A flame ionization detector (FID) is an instrument used for detecting the presence of hydrocarbons, specifically butane, hexane, and other carbon-containing compounds that might be present in the measured sample. The instrument is connected to a gas chromatograph by a tube called a capillary, and features a chamber with a flame. Gases are injected into this chamber from one source, while hydrogen and oxygen are added from another. An electric ignition component is used to ignite the flame inside; the subsequent combustion of hydrogen and oxygen creates a charged current between the flame jet, which acts as an electrode, and another electrode in the chamber.

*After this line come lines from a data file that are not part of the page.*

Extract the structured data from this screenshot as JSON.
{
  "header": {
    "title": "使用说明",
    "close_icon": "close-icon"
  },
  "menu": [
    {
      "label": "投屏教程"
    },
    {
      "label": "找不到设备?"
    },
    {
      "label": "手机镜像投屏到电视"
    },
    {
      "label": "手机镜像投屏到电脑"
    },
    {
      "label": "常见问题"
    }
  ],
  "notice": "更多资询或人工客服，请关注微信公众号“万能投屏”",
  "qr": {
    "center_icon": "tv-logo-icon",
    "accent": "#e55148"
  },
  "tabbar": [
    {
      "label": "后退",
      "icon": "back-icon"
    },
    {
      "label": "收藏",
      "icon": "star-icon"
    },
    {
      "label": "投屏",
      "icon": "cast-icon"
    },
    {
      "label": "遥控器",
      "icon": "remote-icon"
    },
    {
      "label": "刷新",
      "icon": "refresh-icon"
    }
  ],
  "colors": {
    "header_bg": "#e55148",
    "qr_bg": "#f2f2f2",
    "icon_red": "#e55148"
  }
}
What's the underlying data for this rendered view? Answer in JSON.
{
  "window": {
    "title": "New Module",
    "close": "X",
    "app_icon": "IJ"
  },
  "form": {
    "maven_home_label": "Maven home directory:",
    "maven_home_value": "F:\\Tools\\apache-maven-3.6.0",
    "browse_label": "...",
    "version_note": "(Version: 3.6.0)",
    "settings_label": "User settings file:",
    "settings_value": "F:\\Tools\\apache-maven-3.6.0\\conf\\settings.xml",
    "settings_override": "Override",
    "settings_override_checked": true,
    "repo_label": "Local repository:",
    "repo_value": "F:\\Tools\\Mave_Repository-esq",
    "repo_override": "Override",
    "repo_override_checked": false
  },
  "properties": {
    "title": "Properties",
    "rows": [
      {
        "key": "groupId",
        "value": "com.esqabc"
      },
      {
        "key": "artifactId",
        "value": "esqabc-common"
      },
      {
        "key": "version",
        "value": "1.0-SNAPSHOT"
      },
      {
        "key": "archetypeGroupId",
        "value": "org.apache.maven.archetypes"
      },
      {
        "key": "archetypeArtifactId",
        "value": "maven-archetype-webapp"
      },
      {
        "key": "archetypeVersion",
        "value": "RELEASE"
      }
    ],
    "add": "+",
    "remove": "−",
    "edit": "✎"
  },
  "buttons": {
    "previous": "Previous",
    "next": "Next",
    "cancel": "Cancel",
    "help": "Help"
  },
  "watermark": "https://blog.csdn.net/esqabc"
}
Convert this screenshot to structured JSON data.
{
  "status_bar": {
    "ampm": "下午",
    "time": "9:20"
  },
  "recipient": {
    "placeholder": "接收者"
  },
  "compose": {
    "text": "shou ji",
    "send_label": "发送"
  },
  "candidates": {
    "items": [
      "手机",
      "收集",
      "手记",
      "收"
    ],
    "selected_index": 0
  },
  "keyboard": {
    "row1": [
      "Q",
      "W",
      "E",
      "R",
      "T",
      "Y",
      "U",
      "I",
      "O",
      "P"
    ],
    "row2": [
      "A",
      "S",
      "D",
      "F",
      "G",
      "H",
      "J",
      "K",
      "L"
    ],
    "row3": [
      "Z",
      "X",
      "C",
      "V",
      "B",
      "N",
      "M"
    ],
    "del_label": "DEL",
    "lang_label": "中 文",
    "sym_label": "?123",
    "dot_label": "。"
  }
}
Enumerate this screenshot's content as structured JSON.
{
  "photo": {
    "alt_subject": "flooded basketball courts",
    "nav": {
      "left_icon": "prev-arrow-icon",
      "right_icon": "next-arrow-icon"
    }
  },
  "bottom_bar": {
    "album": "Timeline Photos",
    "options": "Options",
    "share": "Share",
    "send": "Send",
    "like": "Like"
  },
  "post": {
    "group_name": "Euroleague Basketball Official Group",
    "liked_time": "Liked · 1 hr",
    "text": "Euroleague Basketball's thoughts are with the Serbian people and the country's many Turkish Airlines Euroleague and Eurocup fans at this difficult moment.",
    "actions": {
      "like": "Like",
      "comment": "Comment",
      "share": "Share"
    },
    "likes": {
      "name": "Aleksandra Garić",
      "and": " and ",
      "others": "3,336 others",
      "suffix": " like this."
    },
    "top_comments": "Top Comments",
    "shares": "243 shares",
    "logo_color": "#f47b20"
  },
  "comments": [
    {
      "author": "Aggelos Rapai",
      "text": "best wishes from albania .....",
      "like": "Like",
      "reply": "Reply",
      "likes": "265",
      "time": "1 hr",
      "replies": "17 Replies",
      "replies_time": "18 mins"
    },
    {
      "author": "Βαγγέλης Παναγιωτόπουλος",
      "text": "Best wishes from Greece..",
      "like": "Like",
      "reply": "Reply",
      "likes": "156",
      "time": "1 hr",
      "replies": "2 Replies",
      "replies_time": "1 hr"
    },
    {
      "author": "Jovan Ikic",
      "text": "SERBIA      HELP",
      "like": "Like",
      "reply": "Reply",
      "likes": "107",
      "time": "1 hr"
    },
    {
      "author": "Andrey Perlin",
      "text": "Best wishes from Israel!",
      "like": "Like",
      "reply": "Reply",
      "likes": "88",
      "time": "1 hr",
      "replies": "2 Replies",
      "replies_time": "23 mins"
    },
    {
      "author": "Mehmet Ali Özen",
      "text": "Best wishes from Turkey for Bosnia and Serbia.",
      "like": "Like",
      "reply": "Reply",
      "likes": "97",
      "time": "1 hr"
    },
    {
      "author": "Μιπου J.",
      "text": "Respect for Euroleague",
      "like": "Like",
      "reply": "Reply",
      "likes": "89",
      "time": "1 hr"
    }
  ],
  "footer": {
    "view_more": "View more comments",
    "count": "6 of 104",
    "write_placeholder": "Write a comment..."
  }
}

The capillary column inserted into the instrument is connected to the gas chromatograph, a device used to analyze the chemical composition of a sample of gas. This is the instrument with which the response is measured. The cylindrical electrode that surrounds the flame collects ions formed from the combustion process when a voltage is applied between the two. A current is generated and then amplified while the output is collected by electronic data collectors. Each gas type has a specific base current and flow rate, and when this is charted, operators can determine the gas present by consulting a guide that shows the flow rates that different gases typically have.
When the fuel is added to a flame ionization detector, it is activated at a predetermined flow rate. After the air is pumped in, the flame is ignited and left for an hour to stabilize and burn continuously for the most accurate results. Shutting off the flow for the fuel turns off the flame, and then the inflow for other gases is turned off. A portable detector works in a similar way and is commonly used to monitor volatile organic compounds (VOCs). With these, the sensitivity can be adversely affected if the temperature changes quickly or there are intense electrical fields present in the environment.
A flame ionization detector is only able to detect compounds that are organic. The instrument is used commonly for pharmaceutical production and analyzing pesticides. It is possible to measure methane or even toxic compounds, such as hydrogen cyanide, because they contain carbon molecules. Inorganic gases are difficult to detect with an FID. Ammonia, for example, does not have carbon in its molecular structure, so it may go unnoticed.